A few days later, Jesus returned to Capernaum. When it got out that he was home the masses gathered around until there was no space left for anyone, so that the door was blocked. And while Jesus was telling them what was up, some people arrived: four of them carrying a paraplegic. When they couldn’t get through the crowd to Jesus, they broke a hole in the roof, and after having made an opening they let down the paraplegic to Jesus on his gurney from above.
When Jesus saw their devotion he said to the paraplegic, “Kid, don’t let anyone tell you you’re a defect.”
Some of the bureaucrats who were hanging around there started whispering among themselves, “He’s got no business talking as if he were God! God alone is the one who can say whether he’s defective or not.”
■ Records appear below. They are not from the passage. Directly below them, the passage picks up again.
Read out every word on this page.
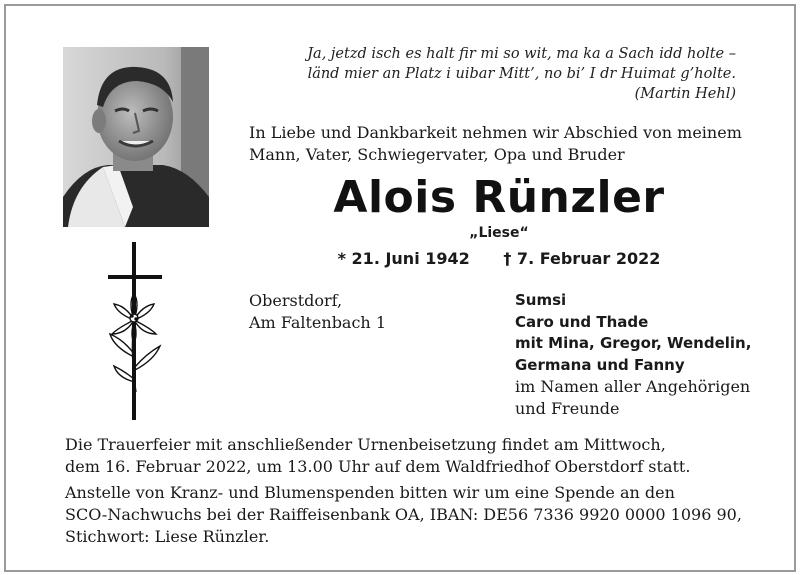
Ja, jetzd isch es halt fir mi so wit, ma ka a Sach idd holte –
länd mier an Platz i uibar Mitt’, no bi’ I dr Huimat g’holte.
(Martin Hehl)
In Liebe und Dankbarkeit nehmen wir Abschied von meinem
Mann, Vater, Schwiegervater, Opa und Bruder
Alois Rünzler
„Liese“
* 21. Juni 1942 † 7. Februar 2022
Oberstdorf,
Am Faltenbach 1
Sumsi
Caro und Thade
mit Mina, Gregor, Wendelin,
Germana und Fanny
im Namen aller Angehörigen
und Freunde
Die Trauerfeier mit anschließender Urnenbeisetzung findet am Mittwoch,
dem 16. Februar 2022, um 13.00 Uhr auf dem Waldfriedhof Oberstdorf statt.
Anstelle von Kranz- und Blumenspenden bitten wir um eine Spende an den
SCO-Nachwuchs bei der Raiffeisenbank OA, IBAN: DE56 7336 9920 0000 1096 90,
Stichwort: Liese Rünzler.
Jesus had a hunch what they were talking about, though. So he said to them, “Why do you insist on ignorance? You can’t do the easiest thing of all: affirm someone’s human value. Do you think it’s easier to tell him to get up and walk out of here? But if you need proof that to forgive is a human capacity….” And with that he turned again to the paraplegic and said, “Go ahead, get up and go home. And get this gurney out of here.”
Jesus pulled him to his feet, and he took his gurney and walked out as everyone looked on. They were awe-struck, saying it was God: “We’ve never seen anything like it.”
Make no mistake. This is about who gets to say whether someone is “good enough.”
The bureaucrats say only God can. But what they mean is, “Only we can.” Their logic is that God has put them in charge of “society” and since they’re in charge on God’s behalf, they get to say. And they say this paralytic is unable to walk and to participate in “society,” because he owes them something. “Look, he’s done nothing but lie about all day. Instead of asking for a handout. If he wants health insurance and health care he should get a job.” Sound familiar?
Jesus, on the other hand, insists that it’s much easier to give him what he needs to be a contributing part of the social network than to expect him to pull himself up by his own bootstraps and excoriating him when he can’t. And, behold, given what he needs, he turns out to be quite capable of carrying his own load.
It’s not magic. It’s just what happens when you recognize that sometimes the easiest, most practical thing is to give a hand to help someone up. It turns out to be much harder to pretend to speak for God with any kind of credibility. And it’s even harder than that to defend the illusion that some people really are better than others (on whatever basis). So why not get over ourselves? And, Jesus insists you don’t have to wait for God to help those who help themselves. It’s a responsibility that comes with being human to simply lend a hand when and where you can.